NOTE: Run this file in "info" virtual environment and "info" kernel

In [38]:
import pandas as pd

df=pd.read_csv('../dataset/original_corpus_Jeng.csv')
df=df.reset_index()  # make sure indexes pair with number of rows

parties_list=[]

df['title']=df['title'].astype('str')

for index, row in df.iterrows():
    parties=[]
    title = row['title']

    if "Democrats" in title:
        parties.append("Democrats")
    if "Republicans" in title:
        parties.append("Republicans")
    if len(parties)>0:
        parties_list.append(parties)

df = df.set_index('id')
df=df.drop(columns=['index'])

filtered_df = df[df['title'].str.contains('Democrats') | df['title'].str.contains('Republicans')]
filtered_df['parties'] = parties_list

A value is trying to be set on a copy of a slice from a DataFrame.
Try using .loc[row_indexer,col_indexer] = value instead

See the caveats in the documentation: https://pandas.pydata.org/pandas-docs/stable/user_guide/indexing.html#returning-a-view-versus-a-copy
  filtered_df['parties'] = parties_list


We want to add dataframe with articles that doesn't contain any names of political parties
- Take sample of random articles = 1000
- Select articels that don't contain any names of political parties in their titles
We do that to balance the dataset. (≈1000 doc with "Democrats", ≈1000 with "Republicans", and ≈1000 without any parties)

In [39]:
noParties_df1000 = df.sample(n=1000)

flag_list=[]
for index, r in noParties_df1000.iterrows():
    flag="t"
    t=r['title']

    flag="f" if ("Democrats" in t) or ("Republicans" in t) else "t"
    flag_list.append(flag)

Only choose articels that don't contain names of parties in their title (e.g. flag="t")

In [40]:
noParties_df1000['flag'] = flag_list
noParties_df1000=noParties_df1000[noParties_df1000['flag']=="t"]

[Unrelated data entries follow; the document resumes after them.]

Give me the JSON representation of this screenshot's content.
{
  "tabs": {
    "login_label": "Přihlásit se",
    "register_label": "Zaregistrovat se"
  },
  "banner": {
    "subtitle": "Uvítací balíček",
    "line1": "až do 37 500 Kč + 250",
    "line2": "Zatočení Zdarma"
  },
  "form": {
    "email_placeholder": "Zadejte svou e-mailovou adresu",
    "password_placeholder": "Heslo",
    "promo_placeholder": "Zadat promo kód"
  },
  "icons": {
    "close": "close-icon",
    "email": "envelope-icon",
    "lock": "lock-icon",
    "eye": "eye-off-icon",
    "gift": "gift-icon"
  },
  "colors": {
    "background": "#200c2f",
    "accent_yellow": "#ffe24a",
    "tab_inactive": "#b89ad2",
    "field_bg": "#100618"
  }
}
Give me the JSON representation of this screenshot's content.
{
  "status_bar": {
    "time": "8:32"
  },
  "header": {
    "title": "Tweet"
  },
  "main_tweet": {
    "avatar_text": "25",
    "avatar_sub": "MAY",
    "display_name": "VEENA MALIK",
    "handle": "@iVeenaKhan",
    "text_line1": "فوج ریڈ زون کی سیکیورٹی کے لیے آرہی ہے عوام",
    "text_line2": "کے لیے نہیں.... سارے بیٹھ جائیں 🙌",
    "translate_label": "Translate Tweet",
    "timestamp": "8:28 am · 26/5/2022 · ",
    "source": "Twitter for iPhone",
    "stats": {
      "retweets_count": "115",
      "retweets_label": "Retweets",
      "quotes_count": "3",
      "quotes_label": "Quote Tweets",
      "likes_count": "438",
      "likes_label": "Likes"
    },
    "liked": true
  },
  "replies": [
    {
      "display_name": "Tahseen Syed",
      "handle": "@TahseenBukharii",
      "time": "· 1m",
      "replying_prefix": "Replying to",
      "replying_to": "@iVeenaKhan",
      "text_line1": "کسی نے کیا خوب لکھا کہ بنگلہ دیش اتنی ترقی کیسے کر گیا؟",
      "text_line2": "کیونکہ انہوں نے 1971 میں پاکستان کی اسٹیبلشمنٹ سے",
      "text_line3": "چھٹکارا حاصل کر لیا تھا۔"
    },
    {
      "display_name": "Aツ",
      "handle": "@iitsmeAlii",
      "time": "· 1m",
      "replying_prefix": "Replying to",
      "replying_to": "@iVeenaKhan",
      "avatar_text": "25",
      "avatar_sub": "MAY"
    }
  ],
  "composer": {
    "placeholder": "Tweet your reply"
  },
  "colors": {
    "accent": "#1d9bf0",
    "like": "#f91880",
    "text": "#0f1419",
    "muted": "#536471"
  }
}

noParties_df1000=noParties_df1000.drop(columns=['flag']) 
noParties_df1000.shape

(958, 13)

In [41]:
#add parties column to merge this dataframe with the original one
noParties_df1000['parties'] = "[]"

final_df=pd.concat([filtered_df,noParties_df1000]) #merge both dataframes
final_df=final_df[final_df['category']=='Politics'] #filter 

final_df['parties'].value_counts()
# final_df.head()

[Republicans]               1005
[]                           958
[Democrats]                  913
[Democrats, Republicans]      88
Name: parties, dtype: int64

Now we will add Named-entities

In [52]:
##########################
#These two lines are very importantto run spaCy witout conflict
import os
os.environ['KMP_DUPLICATE_LIB_OK']='True'
########################

import spacy
from spacy.lang.en.examples import sentences 
nlp = spacy.load("en_core_web_trf" ,disable=["parser"])  #English model

Function to extract named-entities from text.
We extracted named entities like persons, organizations, and events, and ignore the other named entities like money, date, or miscellaneous.

In [43]:
def generate_NE (text):

    labels = ['PERSON','NORP', 'FAC', 'ORG', 'GPE', 'LOC', 'PRODUCT',
              'EVENT', 'WORK_OF_ART', 'LAW']
    
    ne_list = []
    
    #Extract NEs
    nlp_line = nlp.pipe(text) 

    #Select only entities in the list of labels and ignore the other types of entities
    for ent in nlp_line.ents:
        if labels.count(ent.label_):
            ne_list.append({ent.text:ent.label_})
    return ne_list

In [None]:
final_df=final_df.reset_index()  # make sure indexes pair with number of rows

NE_list=[]

for index, row in final_df.iterrows():
    ne=generate_NE(row['text']) 
    NE_list.append(ne)
    print(row['id'])
    
final_df['NE']=NE_list

I noticed that there are duplicates in NE's list. so I wrote this function to remove duplicates

In [63]:
def remove_duplicates(mlist):
    return list(dict.fromkeys(mlist))

final_df['NE'] = final_df['NE'].apply(remove_duplicates)
final_df['NE'].head(5)

0    [CAMBRIDGE, Md., Obama, Biden, Democrats, Repu...
1    [Republicans, Obama, House Budget Committee, P...
2    [GOP, Super Tuesday, Congress, Ohio, Republica...
3    [Illinois, Democrats, Republican, House, Chica...
4    [House, Republican, Democrats, Rosalind Helder...
Name: NE, dtype: object

In [65]:
final_df.to_csv("../dataset/corpus_with_parties_NE_24.10.2022.csv", encoding='utf-8')